Progressive delivery is so powerful because it allows us to avoid downtime, limit blast radius, and learn during the process.
- Avoiding downtime is critical, especially in SaaS. Users aren’t big fans of “maintenance windows” and nobody likes unplanned downtime.
- Limiting the blast radius is one of those practices that’s just intuitively obvious once we know that it’s possible. Progressive delivery gives us early visibility of the health of a feature rollout so it can be halted before widespread impact.
- Learning from everything we do gets right back to the core principles of continuous delivery. We don’t just want to identify and halt problems. We want to learn from every iteration.
There are multiple ways to accomplish progressive delivery. While each approach meets one or more of the above three goals, there are very real differences in the benefits they deliver to teams that are seeking greater release velocity by allowing multiple teams to work in parallel, each moving at their own speed. Let’s explore “four shades” of progressive delivery: blue/green deployment, canary releases, feature flag rollouts, and feature delivery platforms.
Blue/green deployment requires that we have two copies of our production infrastructure. The “blue” copy is the one handling production traffic before a release. The “green” copy is used to gradually stage the release and conduct readiness checks. Once green is ready, new traffic is routed to it and existing traffic is drained off of blue.
A canary release is a more subtle variation on blue/green. Here the new code is deployed to a subset of your infrastructure and a small number of users (often as little as 2%) are routed through it. The canary server traffic can be monitored closely to identify unforeseen issues. If it all goes well, you increase the size of the canary and repeat the process until all servers are on the new release. If issues are found, you back off by draining traffic from the canaries, allowing the rest of the infrastructure (still running the prior release) to carry on.
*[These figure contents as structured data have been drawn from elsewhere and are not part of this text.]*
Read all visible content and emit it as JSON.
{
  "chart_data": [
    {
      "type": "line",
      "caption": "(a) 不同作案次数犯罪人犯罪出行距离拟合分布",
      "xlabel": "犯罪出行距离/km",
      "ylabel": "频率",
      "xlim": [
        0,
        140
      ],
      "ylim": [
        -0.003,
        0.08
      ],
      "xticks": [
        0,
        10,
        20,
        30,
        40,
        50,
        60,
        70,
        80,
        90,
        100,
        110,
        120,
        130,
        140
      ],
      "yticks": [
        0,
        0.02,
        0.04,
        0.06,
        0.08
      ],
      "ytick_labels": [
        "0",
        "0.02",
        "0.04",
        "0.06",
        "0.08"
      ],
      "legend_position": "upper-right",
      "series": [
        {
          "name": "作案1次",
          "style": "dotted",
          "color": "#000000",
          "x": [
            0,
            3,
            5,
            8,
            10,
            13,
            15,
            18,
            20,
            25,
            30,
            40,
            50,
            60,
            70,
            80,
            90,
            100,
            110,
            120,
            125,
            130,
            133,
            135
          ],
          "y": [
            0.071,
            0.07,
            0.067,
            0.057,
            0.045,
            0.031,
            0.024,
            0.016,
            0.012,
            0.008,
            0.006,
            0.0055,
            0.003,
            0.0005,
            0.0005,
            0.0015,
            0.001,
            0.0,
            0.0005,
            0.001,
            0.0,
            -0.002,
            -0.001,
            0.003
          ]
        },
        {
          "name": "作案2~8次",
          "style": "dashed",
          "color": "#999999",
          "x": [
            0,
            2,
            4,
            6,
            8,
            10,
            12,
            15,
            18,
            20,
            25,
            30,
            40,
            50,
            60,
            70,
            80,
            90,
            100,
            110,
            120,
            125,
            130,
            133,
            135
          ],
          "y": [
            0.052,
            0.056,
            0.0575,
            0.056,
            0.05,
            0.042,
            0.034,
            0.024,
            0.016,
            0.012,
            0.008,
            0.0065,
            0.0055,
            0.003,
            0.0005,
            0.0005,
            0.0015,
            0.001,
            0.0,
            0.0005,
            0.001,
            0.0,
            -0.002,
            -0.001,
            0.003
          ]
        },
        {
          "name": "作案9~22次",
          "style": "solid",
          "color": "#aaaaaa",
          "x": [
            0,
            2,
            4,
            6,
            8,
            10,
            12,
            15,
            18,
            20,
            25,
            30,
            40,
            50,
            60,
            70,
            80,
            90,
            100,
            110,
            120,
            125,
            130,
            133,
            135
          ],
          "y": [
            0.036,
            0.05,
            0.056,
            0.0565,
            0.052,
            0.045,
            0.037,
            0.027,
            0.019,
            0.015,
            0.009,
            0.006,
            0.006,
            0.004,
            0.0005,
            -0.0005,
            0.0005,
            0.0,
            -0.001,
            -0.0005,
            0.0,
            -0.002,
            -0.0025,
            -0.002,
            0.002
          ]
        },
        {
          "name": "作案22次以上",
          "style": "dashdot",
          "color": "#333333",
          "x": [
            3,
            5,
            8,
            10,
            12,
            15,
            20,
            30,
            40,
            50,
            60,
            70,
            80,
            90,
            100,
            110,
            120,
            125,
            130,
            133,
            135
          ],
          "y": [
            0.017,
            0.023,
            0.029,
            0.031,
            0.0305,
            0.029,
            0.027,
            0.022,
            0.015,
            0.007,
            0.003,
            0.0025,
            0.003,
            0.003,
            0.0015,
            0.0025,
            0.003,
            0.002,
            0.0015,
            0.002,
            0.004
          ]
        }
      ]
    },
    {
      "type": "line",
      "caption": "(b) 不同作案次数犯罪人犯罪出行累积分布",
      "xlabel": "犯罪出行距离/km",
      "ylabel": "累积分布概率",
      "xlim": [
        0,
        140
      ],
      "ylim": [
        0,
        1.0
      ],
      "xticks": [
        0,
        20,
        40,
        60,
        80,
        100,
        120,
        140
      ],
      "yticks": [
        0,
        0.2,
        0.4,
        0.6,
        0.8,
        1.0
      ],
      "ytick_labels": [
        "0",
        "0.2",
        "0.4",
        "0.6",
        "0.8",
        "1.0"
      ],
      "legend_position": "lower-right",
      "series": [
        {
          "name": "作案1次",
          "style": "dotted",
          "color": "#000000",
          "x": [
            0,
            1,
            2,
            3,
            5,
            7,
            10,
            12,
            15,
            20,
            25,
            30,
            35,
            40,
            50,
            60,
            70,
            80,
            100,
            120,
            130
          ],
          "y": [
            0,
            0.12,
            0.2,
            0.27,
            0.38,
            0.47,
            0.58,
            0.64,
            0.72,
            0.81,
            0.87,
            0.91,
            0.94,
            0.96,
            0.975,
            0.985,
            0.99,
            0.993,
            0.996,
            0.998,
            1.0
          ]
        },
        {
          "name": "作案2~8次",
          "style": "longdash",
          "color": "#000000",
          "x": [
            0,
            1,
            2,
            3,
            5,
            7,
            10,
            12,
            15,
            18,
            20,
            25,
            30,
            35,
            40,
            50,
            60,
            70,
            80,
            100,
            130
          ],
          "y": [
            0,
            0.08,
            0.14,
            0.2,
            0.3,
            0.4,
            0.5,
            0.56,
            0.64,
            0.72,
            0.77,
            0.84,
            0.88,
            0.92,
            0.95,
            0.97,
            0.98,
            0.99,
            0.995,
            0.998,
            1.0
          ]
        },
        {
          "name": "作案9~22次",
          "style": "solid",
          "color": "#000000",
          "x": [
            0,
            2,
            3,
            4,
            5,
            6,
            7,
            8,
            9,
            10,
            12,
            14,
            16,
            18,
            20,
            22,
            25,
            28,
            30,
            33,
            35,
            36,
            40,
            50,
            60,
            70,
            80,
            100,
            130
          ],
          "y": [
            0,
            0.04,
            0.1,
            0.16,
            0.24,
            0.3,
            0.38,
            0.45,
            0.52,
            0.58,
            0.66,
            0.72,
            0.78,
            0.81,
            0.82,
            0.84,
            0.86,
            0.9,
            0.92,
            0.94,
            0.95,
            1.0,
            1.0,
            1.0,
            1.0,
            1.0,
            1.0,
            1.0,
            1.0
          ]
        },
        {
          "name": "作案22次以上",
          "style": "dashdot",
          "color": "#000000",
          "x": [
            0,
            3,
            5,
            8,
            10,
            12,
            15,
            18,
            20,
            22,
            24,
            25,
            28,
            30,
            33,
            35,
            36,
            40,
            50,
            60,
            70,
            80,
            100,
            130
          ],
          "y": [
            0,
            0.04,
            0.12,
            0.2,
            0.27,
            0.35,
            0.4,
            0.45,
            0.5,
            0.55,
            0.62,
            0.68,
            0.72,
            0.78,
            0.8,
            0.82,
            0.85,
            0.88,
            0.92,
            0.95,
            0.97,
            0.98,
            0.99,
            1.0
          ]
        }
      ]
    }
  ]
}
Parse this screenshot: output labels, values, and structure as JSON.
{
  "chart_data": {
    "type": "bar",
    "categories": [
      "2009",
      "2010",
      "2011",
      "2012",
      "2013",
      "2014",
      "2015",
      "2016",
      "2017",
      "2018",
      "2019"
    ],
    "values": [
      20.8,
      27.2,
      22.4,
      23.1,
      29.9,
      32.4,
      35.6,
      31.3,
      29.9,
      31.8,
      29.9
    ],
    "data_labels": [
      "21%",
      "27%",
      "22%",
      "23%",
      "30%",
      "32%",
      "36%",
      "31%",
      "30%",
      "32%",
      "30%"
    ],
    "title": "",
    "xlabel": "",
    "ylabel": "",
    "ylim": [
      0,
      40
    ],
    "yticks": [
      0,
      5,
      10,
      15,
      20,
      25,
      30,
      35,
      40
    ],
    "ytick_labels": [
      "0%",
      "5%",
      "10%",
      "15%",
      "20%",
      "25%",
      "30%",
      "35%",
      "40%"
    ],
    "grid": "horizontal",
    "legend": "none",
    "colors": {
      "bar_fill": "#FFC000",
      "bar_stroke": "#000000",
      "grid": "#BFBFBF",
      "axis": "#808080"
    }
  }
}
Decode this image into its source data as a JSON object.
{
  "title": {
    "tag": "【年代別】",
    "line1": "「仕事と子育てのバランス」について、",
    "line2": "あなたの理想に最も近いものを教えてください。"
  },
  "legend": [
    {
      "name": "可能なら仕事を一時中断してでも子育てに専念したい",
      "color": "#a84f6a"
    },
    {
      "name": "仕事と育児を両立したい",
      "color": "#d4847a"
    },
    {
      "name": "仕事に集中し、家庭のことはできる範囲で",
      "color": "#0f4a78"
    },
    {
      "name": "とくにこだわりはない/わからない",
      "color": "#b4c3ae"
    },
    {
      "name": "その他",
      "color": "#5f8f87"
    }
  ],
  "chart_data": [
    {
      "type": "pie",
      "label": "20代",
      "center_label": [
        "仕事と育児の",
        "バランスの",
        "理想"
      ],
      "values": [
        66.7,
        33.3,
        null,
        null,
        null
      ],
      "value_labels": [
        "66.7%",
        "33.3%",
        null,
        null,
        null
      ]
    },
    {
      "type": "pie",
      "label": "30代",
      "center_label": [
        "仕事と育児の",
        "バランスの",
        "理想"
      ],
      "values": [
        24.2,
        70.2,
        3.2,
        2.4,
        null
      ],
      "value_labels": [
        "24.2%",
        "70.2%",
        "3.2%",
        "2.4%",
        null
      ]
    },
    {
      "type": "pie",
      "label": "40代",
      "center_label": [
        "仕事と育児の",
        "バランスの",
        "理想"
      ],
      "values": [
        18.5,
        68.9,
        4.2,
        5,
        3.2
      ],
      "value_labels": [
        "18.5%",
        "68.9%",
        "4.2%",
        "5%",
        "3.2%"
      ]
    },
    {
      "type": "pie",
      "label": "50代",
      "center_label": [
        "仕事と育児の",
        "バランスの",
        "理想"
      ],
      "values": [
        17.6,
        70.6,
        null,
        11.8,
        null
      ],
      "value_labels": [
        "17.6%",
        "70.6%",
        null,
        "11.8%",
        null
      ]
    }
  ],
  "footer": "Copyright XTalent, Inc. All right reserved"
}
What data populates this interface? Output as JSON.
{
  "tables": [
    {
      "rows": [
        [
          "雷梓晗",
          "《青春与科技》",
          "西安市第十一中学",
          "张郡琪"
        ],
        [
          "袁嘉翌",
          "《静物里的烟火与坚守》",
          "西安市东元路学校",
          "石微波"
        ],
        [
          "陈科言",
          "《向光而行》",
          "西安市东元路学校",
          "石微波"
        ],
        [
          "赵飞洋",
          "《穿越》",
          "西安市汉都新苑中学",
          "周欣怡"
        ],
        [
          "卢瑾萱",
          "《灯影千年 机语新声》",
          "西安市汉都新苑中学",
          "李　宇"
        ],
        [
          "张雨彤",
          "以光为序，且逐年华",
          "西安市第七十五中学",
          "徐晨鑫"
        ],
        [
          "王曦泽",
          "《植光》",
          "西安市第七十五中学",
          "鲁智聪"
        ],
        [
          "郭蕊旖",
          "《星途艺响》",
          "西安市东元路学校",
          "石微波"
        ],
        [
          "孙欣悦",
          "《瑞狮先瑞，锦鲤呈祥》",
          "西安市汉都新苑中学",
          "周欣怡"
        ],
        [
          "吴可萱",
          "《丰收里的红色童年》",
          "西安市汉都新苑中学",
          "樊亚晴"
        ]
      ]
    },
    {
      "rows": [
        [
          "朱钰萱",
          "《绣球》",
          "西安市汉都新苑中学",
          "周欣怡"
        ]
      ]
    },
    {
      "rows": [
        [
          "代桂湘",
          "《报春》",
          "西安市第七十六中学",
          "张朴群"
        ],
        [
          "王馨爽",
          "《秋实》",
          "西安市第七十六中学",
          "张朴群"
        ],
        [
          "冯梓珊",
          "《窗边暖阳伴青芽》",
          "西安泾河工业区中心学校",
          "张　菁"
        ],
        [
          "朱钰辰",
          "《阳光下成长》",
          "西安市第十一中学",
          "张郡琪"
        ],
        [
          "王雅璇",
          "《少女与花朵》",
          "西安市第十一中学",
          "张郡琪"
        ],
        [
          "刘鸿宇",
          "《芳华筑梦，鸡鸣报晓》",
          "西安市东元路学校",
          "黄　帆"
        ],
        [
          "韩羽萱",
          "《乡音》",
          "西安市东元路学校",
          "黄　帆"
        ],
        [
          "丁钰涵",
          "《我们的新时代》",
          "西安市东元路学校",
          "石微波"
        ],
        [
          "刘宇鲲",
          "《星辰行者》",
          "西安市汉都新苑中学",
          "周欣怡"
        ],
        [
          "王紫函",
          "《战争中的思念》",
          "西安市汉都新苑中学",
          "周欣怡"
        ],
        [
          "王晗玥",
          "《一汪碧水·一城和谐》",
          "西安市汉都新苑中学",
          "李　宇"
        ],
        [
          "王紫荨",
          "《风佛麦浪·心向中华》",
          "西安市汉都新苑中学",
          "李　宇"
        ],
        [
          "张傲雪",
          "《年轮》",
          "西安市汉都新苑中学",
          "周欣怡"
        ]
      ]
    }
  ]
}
Feature flag rollouts are a big leap in the evolution of progressive delivery because they allow DevOps teams to do a canary release at the feature level and control exposure of the new release per user (not per system instance). New code is deployed to the entire infrastructure, and turned off by default. Then, the code is selectively exposed to users, starting with the development team for testing in production. If that goes well, you can expand the exposure to include employees and look for issues there (this is known as dogfooding). Finally, the new code is gradually released to the general user population in increments – first to 5% then 10% then 20%, and so on. Feature flags do a great job with avoiding downtime because turning them on and off doesn’t require a deployment or rollback. Limiting the blast radius is inherent in the user-level control of exposure and ability to ramp up or down without deployments, infrastructure changes or network engineering. The feature level control means you’ll never have to roll back the “good” features in a release just because one feature has issues.
Finally, feature delivery platforms build on top of feature flag rollout capabilities by automatically monitoring how a release is doing while the rollout is taking place and determining the technical and business impacts of a code change by running statistically valid experiments. In simplified terms, a feature delivery platform goes beyond controlling who should be exposed to the code by also tracking who actually got it and determining how well it’s going for those users and your systems.
Experimentation (often labeled “A/B Testing” even though there can be more than two experiences being tested) is really just the same process of aligning observations with the actual user list exposed and not exposed to a feature, but with greater rigor in the statistics.
In summary, feature delivery platforms deliver on limiting downtime, controlling the blast radius as well or better than the other approaches to progressive delivery, while being in a class of their own when it comes to learning during the process. Whether a rollout is halted because of technical issues or because the desired user impact has not been met, having hard data about what works and what doesn’t brings the promise of a feedback-driven continuous delivery/deployment loop to life.
-Dave Karow, Split